I was given the following problem:
Given $$C\ge2, v_0=\sqrt C \ ,\ x_0=C\ ,\ f(x)=x''=\frac{-C}{x^2}$$ find $t>0$ satisfying $x(t)=2$.
What I did:
Using the energy equation, $\frac{x'(t)^2}{2}-\int_{x_0}^{x(s)}f(s)ds=\frac{v_0^2}{2}$, we find $x_{max}$, which implies $v=0\iff x'(t)=0$: $$0+\int_{C}^{x_{max}}\frac{C}{s^2}ds=\frac{v_0^2}{2}\\\Rightarrow x_{max}=\frac{C}{1-\frac{v_0^2}{2}}$$
And using the energy equation again we find $t^*$: $$\frac{x'(t)^2}{2}+\int_{C}^{x_{t}}\frac{C}{s^2}ds=\frac{v_0^2}{2}\iff x'(t)^2+2C(-\frac{1}{x}+1)=v_0^2 \\\iff x'(t)=\pm\sqrt{v_0^2-2C+\frac{2C}{x}} \\\Rightarrow\int_{C}^{2}\frac{dx}{\pm\sqrt{v_0^2-2C+\frac{2C}{x}}}=\int_{0}^{t^*}dt=t^*$$
Following this point I think the solution with the minus sign in the fraction is wrong, as I was asked to give a positive answer. The problem I have, is the instructions say I should encounter two equations of the form: $$\int\frac{dx}{\sqrt{\frac{a}{x}+b}}$$
$a>0$ in both equations, but $b>0$ in one equation and $b<0$ in the other.

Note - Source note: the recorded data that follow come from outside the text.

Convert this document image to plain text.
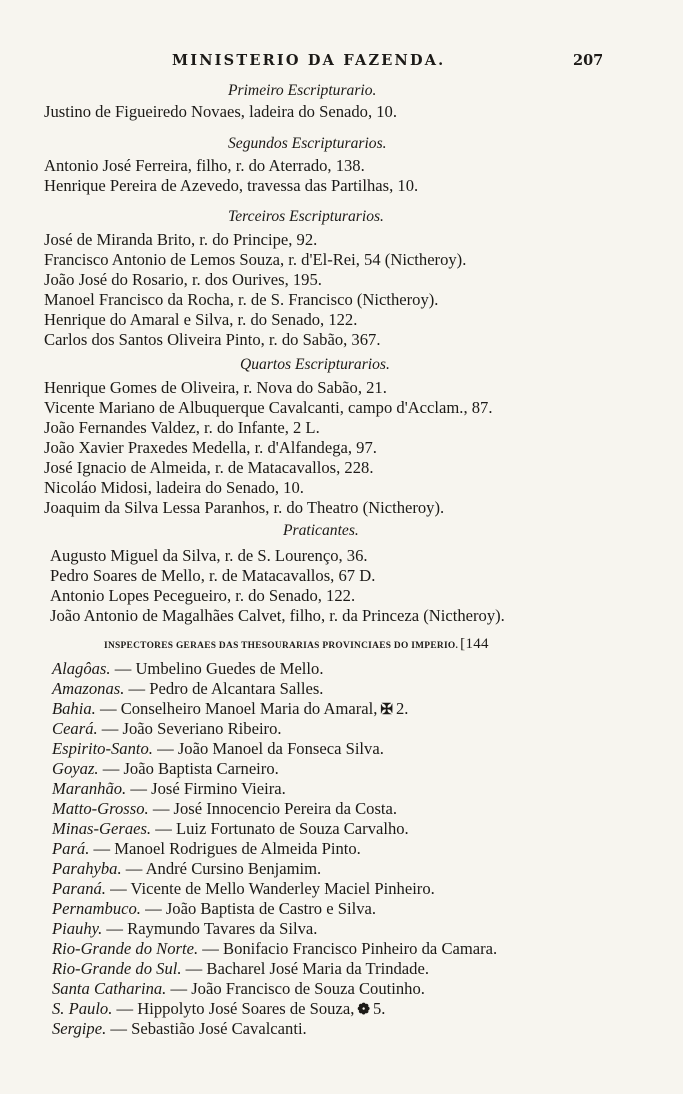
MINISTERIO DA FAZENDA.	207
Primeiro Escripturario.
Justino de Figueiredo Novaes, ladeira do Senado, 10.
Segundos Escripturarios.
Antonio José Ferreira, filho, r. do Aterrado, 138.
Henrique Pereira de Azevedo, travessa das Partilhas, 10.
Terceiros Escripturarios.
José de Miranda Brito, r. do Principe, 92.
Francisco Antonio de Lemos Souza, r. d'El-Rei, 54 (Nictheroy).
João José do Rosario, r. dos Ourives, 195.
Manoel Francisco da Rocha, r. de S. Francisco (Nictheroy).
Henrique do Amaral e Silva, r. do Senado, 122.
Carlos dos Santos Oliveira Pinto, r. do Sabão, 367.
Quartos Escripturarios.
Henrique Gomes de Oliveira, r. Nova do Sabão, 21.
Vicente Mariano de Albuquerque Cavalcanti, campo d'Acclam., 87.
João Fernandes Valdez, r. do Infante, 2 L.
João Xavier Praxedes Medella, r. d'Alfandega, 97.
José Ignacio de Almeida, r. de Matacavallos, 228.
Nicoláo Midosi, ladeira do Senado, 10.
Joaquim da Silva Lessa Paranhos, r. do Theatro (Nictheroy).
Praticantes.
Augusto Miguel da Silva, r. de S. Lourenço, 36.
Pedro Soares de Mello, r. de Matacavallos, 67 D.
Antonio Lopes Pecegueiro, r. do Senado, 122.
João Antonio de Magalhães Calvet, filho, r. da Princeza (Nictheroy).
INSPECTORES GERAES DAS THESOURARIAS PROVINCIAES DO IMPERIO. [144
Alagôas. — Umbelino Guedes de Mello.
Amazonas. — Pedro de Alcantara Salles.
Bahia. — Conselheiro Manoel Maria do Amaral, ✠ 2.
Ceará. — João Severiano Ribeiro.
Espirito-Santo. — João Manoel da Fonseca Silva.
Goyaz. — João Baptista Carneiro.
Maranhão. — José Firmino Vieira.
Matto-Grosso. — José Innocencio Pereira da Costa.
Minas-Geraes. — Luiz Fortunato de Souza Carvalho.
Pará. — Manoel Rodrigues de Almeida Pinto.
Parahyba. — André Cursino Benjamim.
Paraná. — Vicente de Mello Wanderley Maciel Pinheiro.
Pernambuco. — João Baptista de Castro e Silva.
Piauhy. — Raymundo Tavares da Silva.
Rio-Grande do Norte. — Bonifacio Francisco Pinheiro da Camara.
Rio-Grande do Sul. — Bacharel José Maria da Trindade.
Santa Catharina. — João Francisco de Souza Coutinho.
S. Paulo. — Hippolyto José Soares de Souza, ❁ 5.
Sergipe. — Sebastião José Cavalcanti.
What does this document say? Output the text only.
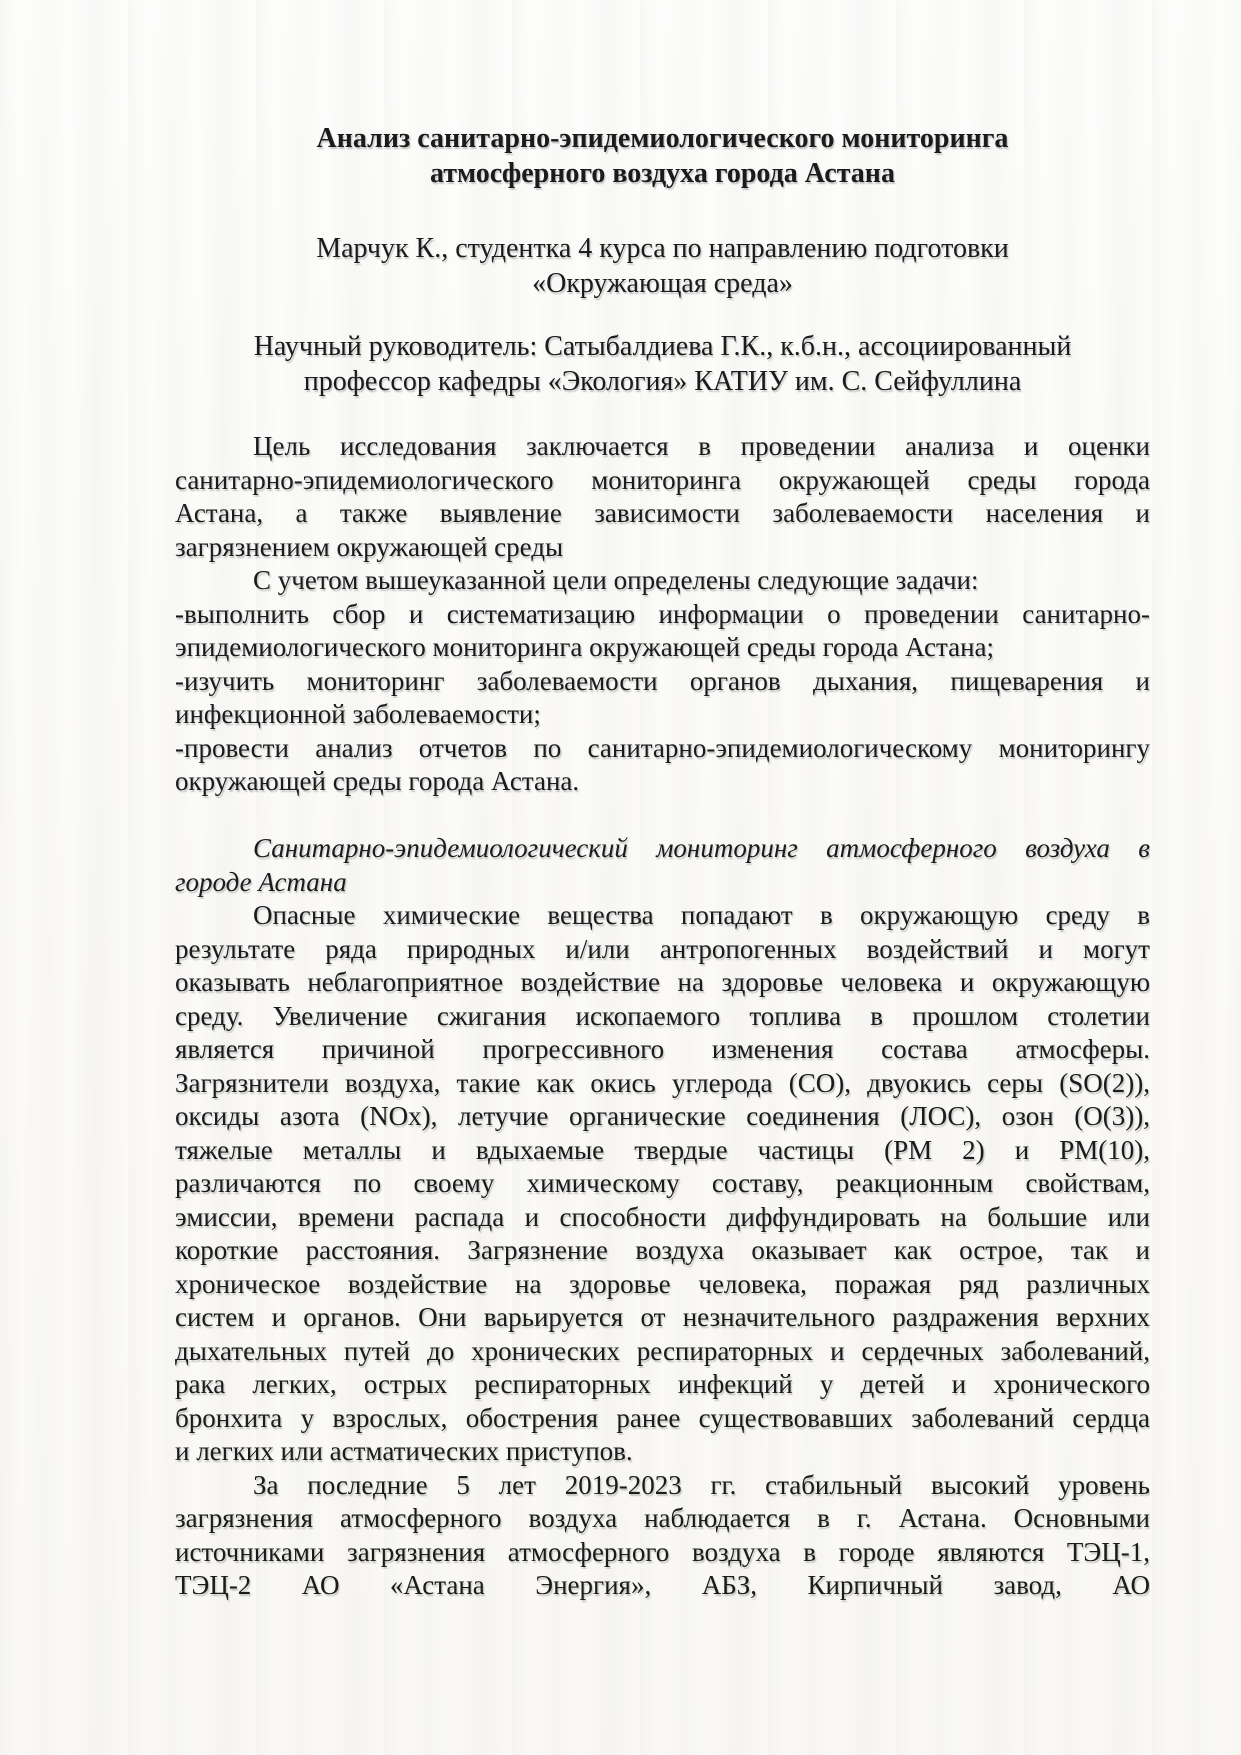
Анализ санитарно-эпидемиологического мониторинга
атмосферного воздуха города Астана
Марчук К., студентка 4 курса по направлению подготовки
«Окружающая среда»
Научный руководитель: Сатыбалдиева Г.К., к.б.н., ассоциированный
профессор кафедры «Экология» КАТИУ им. С. Сейфуллина
Цель исследования заключается в проведении анализа и оценки
санитарно-эпидемиологического мониторинга окружающей среды города
Астана, а также выявление зависимости заболеваемости населения и
загрязнением окружающей среды
С учетом вышеуказанной цели определены следующие задачи:
-выполнить сбор и систематизацию информации о проведении санитарно-
эпидемиологического мониторинга окружающей среды города Астана;
-изучить мониторинг заболеваемости органов дыхания, пищеварения и
инфекционной заболеваемости;
-провести анализ отчетов по санитарно-эпидемиологическому мониторингу
окружающей среды города Астана.
Санитарно-эпидемиологический мониторинг атмосферного воздуха в
городе Астана
Опасные химические вещества попадают в окружающую среду в
результате ряда природных и/или антропогенных воздействий и могут
оказывать неблагоприятное воздействие на здоровье человека и окружающую
среду. Увеличение сжигания ископаемого топлива в прошлом столетии
является причиной прогрессивного изменения состава атмосферы.
Загрязнители воздуха, такие как окись углерода (CO), двуокись серы (SO(2)),
оксиды азота (NOx), летучие органические соединения (ЛОС), озон (O(3)),
тяжелые металлы и вдыхаемые твердые частицы (PM 2) и PM(10),
различаются по своему химическому составу, реакционным свойствам,
эмиссии, времени распада и способности диффундировать на большие или
короткие расстояния. Загрязнение воздуха оказывает как острое, так и
хроническое воздействие на здоровье человека, поражая ряд различных
систем и органов. Они варьируется от незначительного раздражения верхних
дыхательных путей до хронических респираторных и сердечных заболеваний,
рака легких, острых респираторных инфекций у детей и хронического
бронхита у взрослых, обострения ранее существовавших заболеваний сердца
и легких или астматических приступов.
За последние 5 лет 2019-2023 гг. стабильный высокий уровень
загрязнения атмосферного воздуха наблюдается в г. Астана. Основными
источниками загрязнения атмосферного воздуха в городе являются ТЭЦ-1,
ТЭЦ-2 АО «Астана Энергия», АБЗ, Кирпичный завод, АО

My solution only encounters the $b<0$ version.
I get the conserved energy term as $$ E(x,v)=\frac{v^2}2-\frac{C}x $$ so that $E_0=E(x_0,v_0)=\frac C2-1>0$ and the resulting first order equation $$ x'=-\sqrt{\frac{2C}x+2E_0}=-\sqrt{\frac{2C}x+C-2} $$ (want to fall down from $x_0>2$ to $x=2$) which corresponds to your case $a>0$, $b>0$.
However, there is no positive $x_{\max}>x_0$ to be found.